An independent report commissioned after an incident in November last year at Wood Green Academy, a school in the West Midlands, has found that the school failed to “teach controversial issues in a way that is safe for everyone” after a guest speaker, Khakan Qureshi, was invited to speak on “diversity in the face of adversity” and was later challenged by students on his views about homosexuality and Islam. The session appeared to descend into chaos as videos posted on social media showed. Students could be heard saying Qureshi was “offending people” and “advocating the wrong thing” when he said there wasn’t anything in the Qur’an that said homosexuality was a sin.
The incident led to parents forming the Wood Green Academy Action Group, which said that pupils were fearful about returning to school. An independent report, sent to parents last month, concluded that there is “clear evidence there is insufficient awareness and experience to be able to deliver the teaching of controversial issues in a way that is safe for everyone.” The report also found that the session had been “extremely damaging to relationships within and beyond the school”.
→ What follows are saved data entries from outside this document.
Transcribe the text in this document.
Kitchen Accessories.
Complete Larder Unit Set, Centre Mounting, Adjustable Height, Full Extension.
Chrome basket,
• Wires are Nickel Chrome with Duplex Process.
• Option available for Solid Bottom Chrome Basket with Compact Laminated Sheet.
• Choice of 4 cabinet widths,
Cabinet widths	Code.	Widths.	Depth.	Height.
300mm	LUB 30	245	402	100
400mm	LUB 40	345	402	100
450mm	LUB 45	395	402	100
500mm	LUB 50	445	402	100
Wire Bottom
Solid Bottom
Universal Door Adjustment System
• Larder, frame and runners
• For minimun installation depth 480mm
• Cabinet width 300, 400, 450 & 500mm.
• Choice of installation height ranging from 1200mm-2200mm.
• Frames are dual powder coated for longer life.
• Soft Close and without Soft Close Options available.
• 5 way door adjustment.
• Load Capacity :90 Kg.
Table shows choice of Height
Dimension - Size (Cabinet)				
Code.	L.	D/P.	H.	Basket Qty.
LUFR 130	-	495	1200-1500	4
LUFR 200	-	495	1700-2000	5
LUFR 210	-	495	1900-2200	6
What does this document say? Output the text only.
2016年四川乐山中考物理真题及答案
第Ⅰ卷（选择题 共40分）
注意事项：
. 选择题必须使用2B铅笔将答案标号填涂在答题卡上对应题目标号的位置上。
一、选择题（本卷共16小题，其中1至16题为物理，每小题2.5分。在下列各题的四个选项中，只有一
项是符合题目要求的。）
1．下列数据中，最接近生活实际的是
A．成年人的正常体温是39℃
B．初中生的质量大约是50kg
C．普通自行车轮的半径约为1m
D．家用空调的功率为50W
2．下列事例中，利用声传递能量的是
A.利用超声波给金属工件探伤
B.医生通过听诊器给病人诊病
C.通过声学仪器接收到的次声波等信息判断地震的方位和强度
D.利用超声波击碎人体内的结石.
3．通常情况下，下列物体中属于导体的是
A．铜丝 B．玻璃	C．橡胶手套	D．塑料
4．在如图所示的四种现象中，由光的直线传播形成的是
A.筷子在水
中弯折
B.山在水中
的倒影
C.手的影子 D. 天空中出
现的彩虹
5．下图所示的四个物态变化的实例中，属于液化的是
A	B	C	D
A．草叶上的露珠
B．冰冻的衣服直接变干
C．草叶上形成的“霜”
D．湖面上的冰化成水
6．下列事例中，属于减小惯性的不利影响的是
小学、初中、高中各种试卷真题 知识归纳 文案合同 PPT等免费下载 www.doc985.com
The Wood Green Academy Action Group, which says it represents more than 300 parents, has collected complaints from pupils and parents, including a pupil being harassed for wearing a long skirt and headscarf, the school refusing to create a designated prayer room, mothers being denied entry to the school while wearing a veil, and teachers failing to intervene in bullying. The group has sought the advice of a legal team and is pushing the Department for Education (DfE) to launch another review.
Qureshi, founder of the Birmingham Asian LGBT group, said although the clips posted on social media showed only a snippet of his two hours in the classroom, which also included some reasonable debate with pupils, he had found the incident distressing. He received death threats and online abuse when the clips went viral on TikTok.
The incident at Wood Green Academy highlights the need for teaching tolerance and acceptance for all, including those in the LGBT community and those of different faiths. Qureshi said he believed the incident showed the need for a review into the introduction of compulsory relationship, sex, and health education in 2020. The school said it had received just under 30 complaints from parents, and that pupils were not permitted to record staff.
In response to the incident, the school apologized and initiated an external and independent investigation. It has since implemented an action plan that includes wide-ranging high-quality training for staff, improving student voice, widening parent surveys, holding inter-faith assemblies, and increasing the number of student-led events. The school has also commissioned a separate and whole school safeguarding review. However, the Wood Green Academy Action Group says that it still feels like nothing is happening and that it wants real accountability.